On Mar 15, 2013, at 10:42 PM, Dan Asimov wrote:
Does the approximate figure-8 behave like the original one (up to homeomorphism of a neighborhood of its orbit in phase space)?
I guess a homeomorphism here means that the topology remains the same... that is, if you take (R^2)^3 and remove the points where two masses collide, the resulting space has a fundamental group, and a periodic orbit is an element in that group. (By removing a few degrees of freedom this space looks like a sphere with three holes.) When you perturb it, though, there is often an overall rotation, so you have to go into a rotating frame to make the topology the same again. (It's the difference between a 3-straid braid, and a 3-strand braid with some overall twists to it.)
If so, can it be that it belongs to some kind of hyperbolic set with at least local structural stability?
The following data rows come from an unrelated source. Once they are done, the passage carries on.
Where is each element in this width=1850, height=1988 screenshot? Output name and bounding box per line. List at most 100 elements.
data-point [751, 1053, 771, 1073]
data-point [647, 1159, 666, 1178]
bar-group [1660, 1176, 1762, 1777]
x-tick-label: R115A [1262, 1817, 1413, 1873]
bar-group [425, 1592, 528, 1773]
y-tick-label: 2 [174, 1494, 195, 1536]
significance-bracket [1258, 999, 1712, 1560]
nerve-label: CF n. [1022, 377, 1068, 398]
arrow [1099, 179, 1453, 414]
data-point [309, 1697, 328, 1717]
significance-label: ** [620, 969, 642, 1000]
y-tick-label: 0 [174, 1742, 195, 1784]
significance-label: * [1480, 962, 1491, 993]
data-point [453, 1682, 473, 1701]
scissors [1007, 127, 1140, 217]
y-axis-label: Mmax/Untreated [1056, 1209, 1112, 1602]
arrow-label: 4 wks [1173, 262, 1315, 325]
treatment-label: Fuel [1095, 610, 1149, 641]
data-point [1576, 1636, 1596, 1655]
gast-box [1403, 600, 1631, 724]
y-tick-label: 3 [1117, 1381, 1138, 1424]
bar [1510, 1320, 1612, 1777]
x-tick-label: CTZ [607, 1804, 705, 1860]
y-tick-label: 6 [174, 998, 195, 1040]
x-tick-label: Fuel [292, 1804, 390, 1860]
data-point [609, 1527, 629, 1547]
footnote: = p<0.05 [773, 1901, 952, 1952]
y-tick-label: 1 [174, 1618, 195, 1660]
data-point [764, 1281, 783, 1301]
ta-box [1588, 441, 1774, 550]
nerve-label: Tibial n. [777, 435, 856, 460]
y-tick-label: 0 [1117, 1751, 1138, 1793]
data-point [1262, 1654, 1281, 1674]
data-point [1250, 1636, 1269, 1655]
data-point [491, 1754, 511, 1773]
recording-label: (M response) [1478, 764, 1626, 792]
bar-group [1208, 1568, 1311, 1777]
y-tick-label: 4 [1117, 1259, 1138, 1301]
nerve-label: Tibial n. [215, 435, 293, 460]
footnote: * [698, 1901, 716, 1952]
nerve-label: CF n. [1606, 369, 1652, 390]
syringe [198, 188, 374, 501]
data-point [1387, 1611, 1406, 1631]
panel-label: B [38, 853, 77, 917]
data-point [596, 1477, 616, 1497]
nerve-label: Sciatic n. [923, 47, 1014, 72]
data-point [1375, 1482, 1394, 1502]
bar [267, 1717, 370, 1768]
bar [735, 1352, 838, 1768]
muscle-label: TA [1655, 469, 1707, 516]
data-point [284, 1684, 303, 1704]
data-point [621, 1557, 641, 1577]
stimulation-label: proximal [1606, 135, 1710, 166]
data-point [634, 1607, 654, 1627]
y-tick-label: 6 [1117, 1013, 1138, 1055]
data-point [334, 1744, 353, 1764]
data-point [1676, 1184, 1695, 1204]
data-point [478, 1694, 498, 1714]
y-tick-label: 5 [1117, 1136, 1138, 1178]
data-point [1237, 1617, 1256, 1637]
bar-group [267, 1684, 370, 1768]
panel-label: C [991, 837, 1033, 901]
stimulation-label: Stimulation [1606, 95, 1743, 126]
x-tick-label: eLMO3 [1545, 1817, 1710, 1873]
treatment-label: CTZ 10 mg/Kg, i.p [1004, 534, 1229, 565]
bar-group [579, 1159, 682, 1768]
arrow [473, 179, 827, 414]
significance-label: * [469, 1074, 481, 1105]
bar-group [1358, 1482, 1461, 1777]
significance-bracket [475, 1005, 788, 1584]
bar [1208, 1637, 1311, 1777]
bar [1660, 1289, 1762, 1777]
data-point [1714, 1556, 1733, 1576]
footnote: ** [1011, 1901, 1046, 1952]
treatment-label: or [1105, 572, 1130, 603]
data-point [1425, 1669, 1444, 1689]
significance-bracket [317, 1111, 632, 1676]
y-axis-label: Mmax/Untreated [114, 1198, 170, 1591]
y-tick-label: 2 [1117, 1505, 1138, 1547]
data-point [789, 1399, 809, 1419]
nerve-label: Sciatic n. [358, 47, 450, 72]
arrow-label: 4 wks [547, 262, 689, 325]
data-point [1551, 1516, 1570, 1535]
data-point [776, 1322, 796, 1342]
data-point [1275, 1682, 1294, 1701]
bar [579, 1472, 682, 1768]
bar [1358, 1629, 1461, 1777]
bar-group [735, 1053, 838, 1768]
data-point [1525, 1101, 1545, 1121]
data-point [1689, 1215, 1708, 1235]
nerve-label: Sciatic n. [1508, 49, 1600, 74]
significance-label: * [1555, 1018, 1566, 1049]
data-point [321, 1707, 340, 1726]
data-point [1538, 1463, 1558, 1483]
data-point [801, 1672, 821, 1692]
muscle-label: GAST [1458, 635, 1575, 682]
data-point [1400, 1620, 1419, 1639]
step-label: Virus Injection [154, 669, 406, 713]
I _think_ so. But like I said, I don't thing anything is known rigorously beyond the first-order stability. Cris
--Dan
On 2013-03-15, at 5:41 PM, Cris Moore wrote:
If you change the masses, initial positions, and momenta slightly, you still get an approximate figure-8, sometimes with an overall precession. We think this can last forever, although I think we only know that to first order. A larger perturbation causes this precession to become more irregular, until a large enough perturbation makes the whole thing fall apart.